Underhood Bracket Refurbishment
"Eye Liner", Swaybar Links,
and Lower Control Arms.
Bracket that holds the PDC (Power Distribution Center) is very rusty...
Here it is removed...
Just ugly, "cancerous" rust.
Chipped, wire wheeled, and painted with "Red Lead" primer...
Finish coat drying in HVAC closet.
Two other brackets also drying - paint sets up faster in HVAC closet!
But not black! See text
After a tiny bit of scraping, precautionary primer applied to bracket mounting locations.
This is one end of the PDC bracket's mounting holes.
Other end of PDC bracket screws on here.
Horn bracket goes here...
Vapor canister purge solenoid mounts here.
I added stainless washers and never seize.
Horn and its bracket back in place.
Vapor canister purge solenoid.
And the PDC bracket. Note added metal strap to hold winch power lead.
I generally like chrome, and lots of it...
But it looked out of place on this Jeep. "Kohl rimmed eyes" like any Belly Dancer!
Suspension parts are arriving!
Loaded in the wagon. All control arms, swaybar links, a fire extinguisher...
... and fire extinguisher holder, new shocks, and even a hand throttle!
Let's get to work...
New passenger's side swaybar link.
Ditto on the driver's side.
Side view of the Moog swaybar link.
Top to bottom: Old Passenger link, old driver's link, new Moog link.
Listen to the radio while working - something I don't often do.
The passenger's side swaybar link had been changed out once before, and wasn't any more than "the usual problem" to get changed once I procured an 18mm (!!) combination wrench. Who uses 18mm hardware? Nobody but Jeep I guess!

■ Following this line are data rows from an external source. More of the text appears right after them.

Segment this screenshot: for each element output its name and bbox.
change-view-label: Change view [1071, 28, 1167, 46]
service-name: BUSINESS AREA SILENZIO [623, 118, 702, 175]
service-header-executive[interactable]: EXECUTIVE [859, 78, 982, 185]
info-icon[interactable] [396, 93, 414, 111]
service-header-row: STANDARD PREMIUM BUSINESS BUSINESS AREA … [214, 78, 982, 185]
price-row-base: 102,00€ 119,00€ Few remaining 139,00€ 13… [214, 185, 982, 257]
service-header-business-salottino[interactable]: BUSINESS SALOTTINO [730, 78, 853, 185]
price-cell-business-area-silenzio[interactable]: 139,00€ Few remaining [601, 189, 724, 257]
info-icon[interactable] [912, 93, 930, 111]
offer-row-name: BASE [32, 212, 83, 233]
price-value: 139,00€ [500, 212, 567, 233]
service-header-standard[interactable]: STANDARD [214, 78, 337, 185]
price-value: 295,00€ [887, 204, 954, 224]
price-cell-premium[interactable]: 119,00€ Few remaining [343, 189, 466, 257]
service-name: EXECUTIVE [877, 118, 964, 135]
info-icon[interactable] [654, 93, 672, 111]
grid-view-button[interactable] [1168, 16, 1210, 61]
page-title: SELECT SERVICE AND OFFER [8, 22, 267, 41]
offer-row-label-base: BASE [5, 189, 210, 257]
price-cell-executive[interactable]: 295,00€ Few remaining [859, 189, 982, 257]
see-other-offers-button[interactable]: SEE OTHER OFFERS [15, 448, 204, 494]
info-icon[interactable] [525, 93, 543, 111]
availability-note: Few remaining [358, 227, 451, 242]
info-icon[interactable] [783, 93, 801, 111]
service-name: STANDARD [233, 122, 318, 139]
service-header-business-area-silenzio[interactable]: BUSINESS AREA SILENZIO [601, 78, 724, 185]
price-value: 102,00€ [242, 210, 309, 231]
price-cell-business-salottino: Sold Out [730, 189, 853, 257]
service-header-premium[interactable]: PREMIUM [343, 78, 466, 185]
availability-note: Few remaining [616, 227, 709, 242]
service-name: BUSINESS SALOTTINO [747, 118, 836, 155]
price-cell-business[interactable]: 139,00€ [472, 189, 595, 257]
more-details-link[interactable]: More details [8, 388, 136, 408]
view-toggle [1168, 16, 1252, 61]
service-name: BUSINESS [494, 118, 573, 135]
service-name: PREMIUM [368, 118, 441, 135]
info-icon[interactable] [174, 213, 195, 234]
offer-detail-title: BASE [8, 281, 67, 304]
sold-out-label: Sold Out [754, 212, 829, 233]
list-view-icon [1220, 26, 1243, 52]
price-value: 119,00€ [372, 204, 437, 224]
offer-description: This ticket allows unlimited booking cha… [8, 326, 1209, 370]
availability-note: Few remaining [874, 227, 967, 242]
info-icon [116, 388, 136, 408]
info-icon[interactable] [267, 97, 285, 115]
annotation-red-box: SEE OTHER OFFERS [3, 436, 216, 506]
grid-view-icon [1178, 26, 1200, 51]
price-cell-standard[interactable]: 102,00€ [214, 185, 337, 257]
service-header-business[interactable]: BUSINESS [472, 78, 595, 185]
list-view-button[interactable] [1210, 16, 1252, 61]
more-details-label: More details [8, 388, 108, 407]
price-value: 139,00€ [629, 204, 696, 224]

However, the driver's side link was apparently OEM, and I didn't think I was going to be able to get it off. Long story short: I ended up Sawz-all-ing it short (Much to the amazement of my next door neighbor), then MANY attempts with a puller that failed miserably, beating on it with a BFH, heating it with a propane torch, cussing at it roundly, and it was STILL stuck. I was beginning to think that I was going to have to pull the winch back off, remove the swaybar from the Jeep and take it to a shop with a hydraulic press to get the remnant of the old swaybar link pressed out of it. It FINALLY popped free!
But even then, the battle wasn't over. When installing the new one - with new nut but re-used OEM bolt - the nut and bolt wouldn't tighten up all the way, it actually felt like it was starting to gall. So I had to disassemble it again, treat with "Never-Seez", then the re-assy went well enough. Then it was on to the lower control arm replacements after I got some 21mm wrenches!
Removed rear wheels to replace lower control arms, front wheels were able to stay on!
A favorite trick to loosen stuck hardware.
New Moog control arms in rear...
Pile of old control arms, destined for the recycle bin.
New (bottom) and old rear swaybar links. Old ones were actually plastic!
New one in place.
Seen from outside. Repeated on other side - done!